Auf Wasser angewiesen sind nicht nur die Seilbahnen. Auch Gemeinden, Energieunternehmen, die Landwirtschaft und die Natur brauchen es. Wo der Schnee knapper und das Wasser kostbarer wird, können Interessen aufeinandertreffen. Genau hier setzt das Projekt an.
Ziel und Vorgehen
Das Projekt entwickelt ein Vorgehen, mit dem sich die Wassersituation eines Skigebiets für die technische Beschneiung verstehen lässt. Im Zentrum stehen zwei Fragen: Wie viel Wasser steht heute und künftig zur Verfügung, und wie viel wird zum Beschneien gebraucht?

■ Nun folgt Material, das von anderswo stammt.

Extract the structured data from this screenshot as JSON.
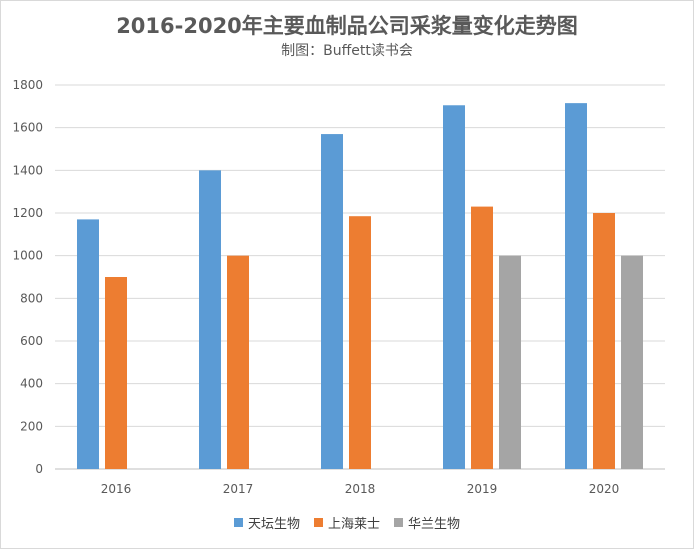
{
  "chart_data": {
    "type": "bar",
    "title": "2016-2020年主要血制品公司采浆量变化走势图",
    "subtitle": "制图：Buffett读书会",
    "categories": [
      "2016",
      "2017",
      "2018",
      "2019",
      "2020"
    ],
    "series": [
      {
        "name": "天坛生物",
        "color": "#5b9bd5",
        "values": [
          1170,
          1400,
          1570,
          1705,
          1715
        ]
      },
      {
        "name": "上海莱士",
        "color": "#ed7d31",
        "values": [
          900,
          1000,
          1185,
          1230,
          1200
        ]
      },
      {
        "name": "华兰生物",
        "color": "#a5a5a5",
        "values": [
          null,
          null,
          null,
          1000,
          1000
        ]
      }
    ],
    "yticks": [
      0,
      200,
      400,
      600,
      800,
      1000,
      1200,
      1400,
      1600,
      1800
    ],
    "ylim": [
      0,
      1800
    ],
    "grid": true,
    "legend_position": "bottom"
  }
}
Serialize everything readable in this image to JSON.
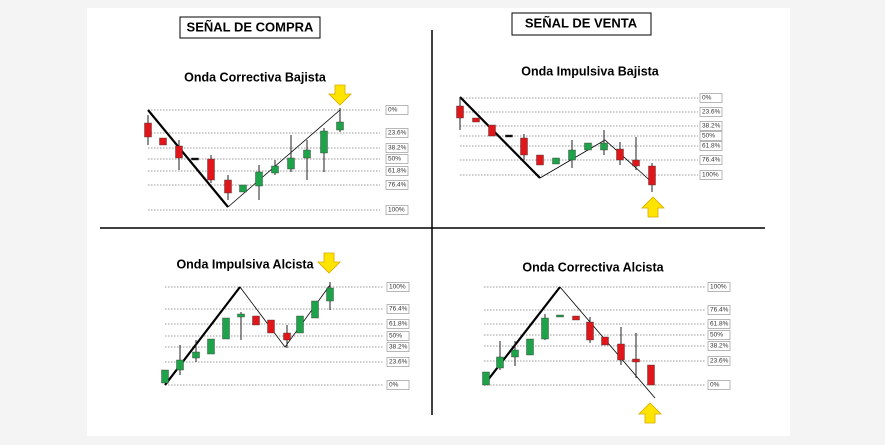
{
  "headers": [
    "SEÑAL DE COMPRA",
    "SEÑAL DE VENTA"
  ],
  "panels": [
    {
      "title": "Onda Correctiva Bajista",
      "levels": [
        "0%",
        "23.6%",
        "38.2%",
        "50%",
        "61.8%",
        "76.4%",
        "100%"
      ]
    },
    {
      "title": "Onda Impulsiva Bajista",
      "levels": [
        "0%",
        "23.6%",
        "38.2%",
        "50%",
        "61.8%",
        "76.4%",
        "100%"
      ]
    },
    {
      "title": "Onda Impulsiva Alcista",
      "levels": [
        "100%",
        "76.4%",
        "61.8%",
        "50%",
        "38.2%",
        "23.6%",
        "0%"
      ]
    },
    {
      "title": "Onda Correctiva Alcista",
      "levels": [
        "100%",
        "76.4%",
        "61.8%",
        "50%",
        "38.2%",
        "23.6%",
        "0%"
      ]
    }
  ]
}
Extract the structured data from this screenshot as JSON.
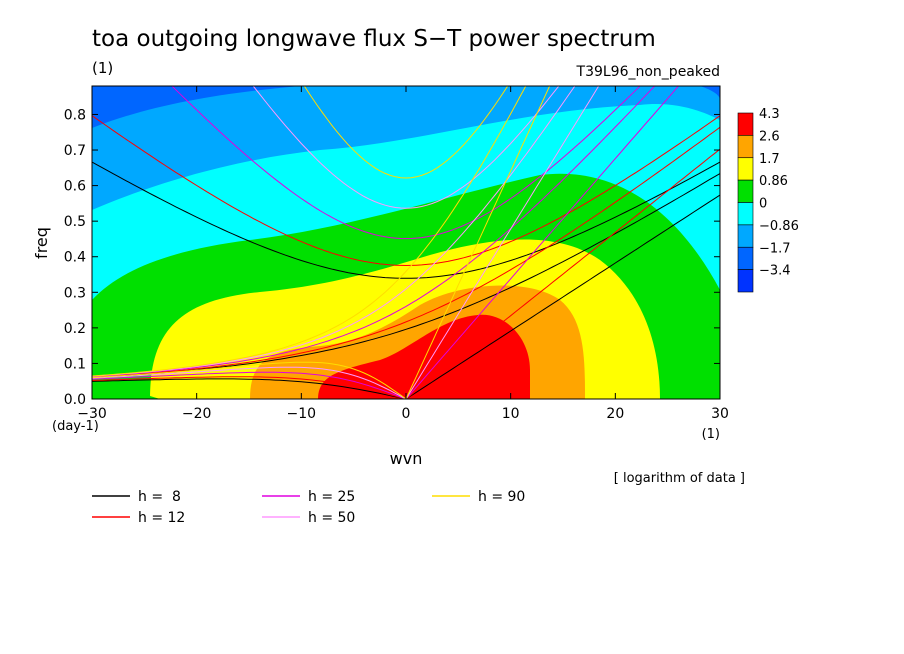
{
  "chart_data": {
    "type": "heatmap",
    "title": "toa outgoing longwave flux S−T power spectrum",
    "subtitle_left": "(1)",
    "subtitle_right": "T39L96_non_peaked",
    "xlabel": "wvn",
    "ylabel": "freq",
    "x_unit": "(1)",
    "y_unit": "(day-1)",
    "xlim": [
      -30,
      30
    ],
    "ylim": [
      0,
      0.88
    ],
    "xticks": [
      -30,
      -20,
      -10,
      0,
      10,
      20,
      30
    ],
    "yticks": [
      0.0,
      0.1,
      0.2,
      0.3,
      0.4,
      0.5,
      0.6,
      0.7,
      0.8
    ],
    "x_tick_labels": [
      "−30",
      "−20",
      "−10",
      "0",
      "10",
      "20",
      "30"
    ],
    "y_tick_labels": [
      "0.0",
      "0.1",
      "0.2",
      "0.3",
      "0.4",
      "0.5",
      "0.6",
      "0.7",
      "0.8"
    ],
    "note": "[ logarithm of data ]",
    "colorbar": {
      "levels": [
        "4.3",
        "2.6",
        "1.7",
        "0.86",
        "0",
        "−0.86",
        "−1.7",
        "−3.4"
      ],
      "colors": [
        "#ff0000",
        "#ffa500",
        "#ffff00",
        "#00e000",
        "#00ffff",
        "#00a8ff",
        "#0066ff",
        "#0033ff"
      ]
    },
    "bands": [
      {
        "color": "#0066ff",
        "fill": "#0066ff"
      },
      {
        "color": "#00a8ff"
      },
      {
        "color": "#00ffff"
      },
      {
        "color": "#00e000"
      },
      {
        "color": "#ffff00"
      },
      {
        "color": "#ffa500"
      },
      {
        "color": "#ff0000"
      }
    ],
    "legend": [
      {
        "label": "h =  8",
        "h": 8,
        "color": "#000000"
      },
      {
        "label": "h = 12",
        "h": 12,
        "color": "#ff0000"
      },
      {
        "label": "h = 25",
        "h": 25,
        "color": "#e000e0"
      },
      {
        "label": "h = 50",
        "h": 50,
        "color": "#ff99ff"
      },
      {
        "label": "h = 90",
        "h": 90,
        "color": "#ffdd00"
      }
    ]
  }
}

Gemeinsam mit Fachleuten aus der Hydrologie wird diese Methodik in verschiedenen Skigebieten getestet. Die Gebiete bringen unterschiedliche Voraussetzungen mit, was die Methodik breit abstützt und ihre Aussagekraft stärkt.
So entstehen für jedes Gebiet belastbare Grundlagen, die helfen, das Wassermanagement gezielt zu verbessern, Investitionen abzuwägen und mögliche Konflikte um die Ressource Wasser früh zu erkennen.